Regex rXMLPart = new Regex(
@"(?<Start>.*)(?<Middle>Content-Type:[^.*?]text\/xml.*?finaldistributeinformation.*?\<\/distributionList\>)(?<End>.*)",
RegexOptions.IgnoreCase |
RegexOptions.Singleline |
RegexOptions.IgnorePatternWhitespace);

and a sample of the string is:
-----------------------
Message-ID: <00****************************@csfb.csgroup.com >
From: "Test" <te**@test.com>
To: <>
Subject: This is a test subject
Date: Thu, 2 Sep 2004 16:58:12 +0100
MIME-Version: 1.0
Content-Type: multipart/mixed;
boundary="----=_NextPart_000_0005_01C4910E.083D9600"
X-Priority: 3
X-MSMail-Priority: Normal
X-Mailer: Microsoft Outlook Express 6.00.2800.1409
X-MimeOLE: Produced By Microsoft MimeOLE V6.00.2800.1409

This is a multi-part message in MIME format.
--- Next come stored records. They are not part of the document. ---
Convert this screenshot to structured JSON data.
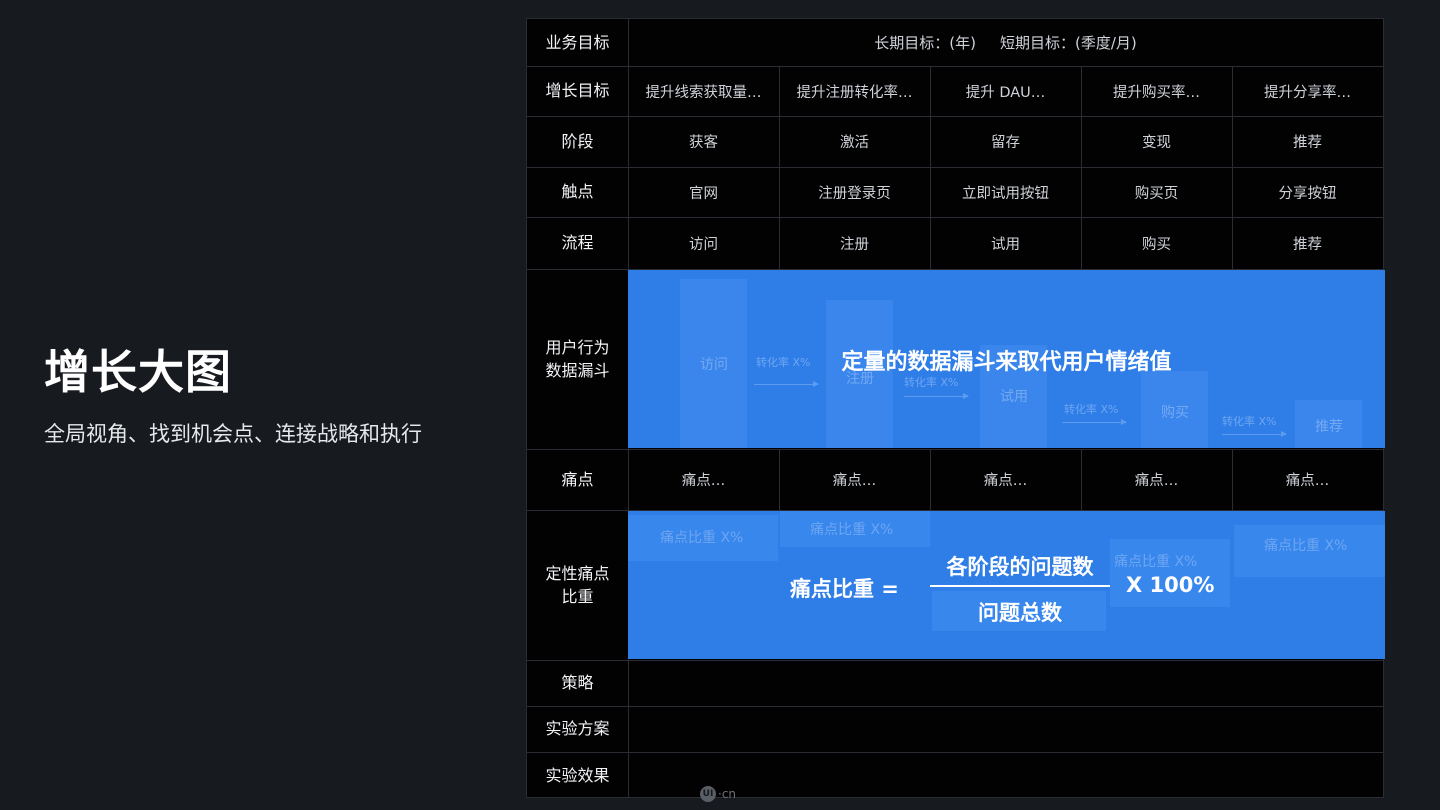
{
  "headline": "增长大图",
  "subline": "全局视角、找到机会点、连接战略和执行",
  "table": {
    "row_labels": {
      "business_goal": "业务目标",
      "growth_goal": "增长目标",
      "stage": "阶段",
      "touchpoint": "触点",
      "flow": "流程",
      "funnel": "用户行为\n数据漏斗",
      "pain": "痛点",
      "pain_weight": "定性痛点\n比重",
      "strategy": "策略",
      "experiment_plan": "实验方案",
      "experiment_result": "实验效果"
    },
    "business_goal": {
      "long_term": "长期目标：(年)",
      "short_term": "短期目标：(季度/月)"
    },
    "growth_goals": [
      "提升线索获取量…",
      "提升注册转化率…",
      "提升 DAU…",
      "提升购买率…",
      "提升分享率…"
    ],
    "stages": [
      "获客",
      "激活",
      "留存",
      "变现",
      "推荐"
    ],
    "touchpoints": [
      "官网",
      "注册登录页",
      "立即试用按钮",
      "购买页",
      "分享按钮"
    ],
    "flows": [
      "访问",
      "注册",
      "试用",
      "购买",
      "推荐"
    ],
    "pains": [
      "痛点…",
      "痛点…",
      "痛点…",
      "痛点…",
      "痛点…"
    ]
  },
  "funnel": {
    "title": "定量的数据漏斗来取代用户情绪值",
    "bars": [
      "访问",
      "注册",
      "试用",
      "购买",
      "推荐"
    ],
    "bar_levels": [
      0.95,
      0.83,
      0.58,
      0.43,
      0.27
    ],
    "rate_label": "转化率 X%"
  },
  "pain_weight": {
    "block_label": "痛点比重 X%",
    "lhs": "痛点比重 =",
    "numerator": "各阶段的问题数",
    "denominator": "问题总数",
    "rhs": "X 100%"
  },
  "watermark": {
    "icon_text": "UI",
    "text": "·cn"
  },
  "colors": {
    "background": "#171a1f",
    "board": "#020203",
    "panel_blue": "#2f7ee8"
  }
}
------=_NextPart_000_0005_01C4910E.083D9600
Content-Type: multipart/alternative;
boundary="----=_NextPart_001_0006_01C4910E.083D9600"
------=_NextPart_001_0006_01C4910E.083D9600
Content-Type: text/plain;
charset="iso-8859-1"
Content-Transfer-Encoding: quoted-printable

This is some body text.
-mark.
------=_NextPart_001_0006_01C4910E.083D9600
Content-Type: text/html;
charset="iso-8859-1"
Content-Transfer-Encoding: quoted-printable

<!DOCTYPE HTML PUBLIC "-//W3C//DTD HTML 4.0 Transitional//EN">
<HTML><HEAD>
<META http-equiv=3DContent-Type content=3D"text/html; =
charset=3Diso-8859-1">
<META content=3D"MSHTML 6.00.2800.1458" name=3DGENERATOR>
<STYLE></STYLE>
</HEAD>
<BODY bgColor=3D#ffffff>
<DIV><FONT face=3DArial size=3D2>This is some body text.</FONT></DIV>
<DIV><FONT face=3DArial size=3D2></FONT> </DIV>
<DIV><FONT face=3DArial size=3D2>***</FONT></DIV></BODY></HTML>

------=_NextPart_000_0005_01C4910E.083D9600
Content-Type: text/xml;
name="DO_NOT_DELETE_EMAIL_ATTACHMENT.XML"
Content-Transfer-Encoding: 7bit
Content-Disposition: attachment;
filename="DO_NOT_DELETE_EMAIL_ATTACHMENT.XML"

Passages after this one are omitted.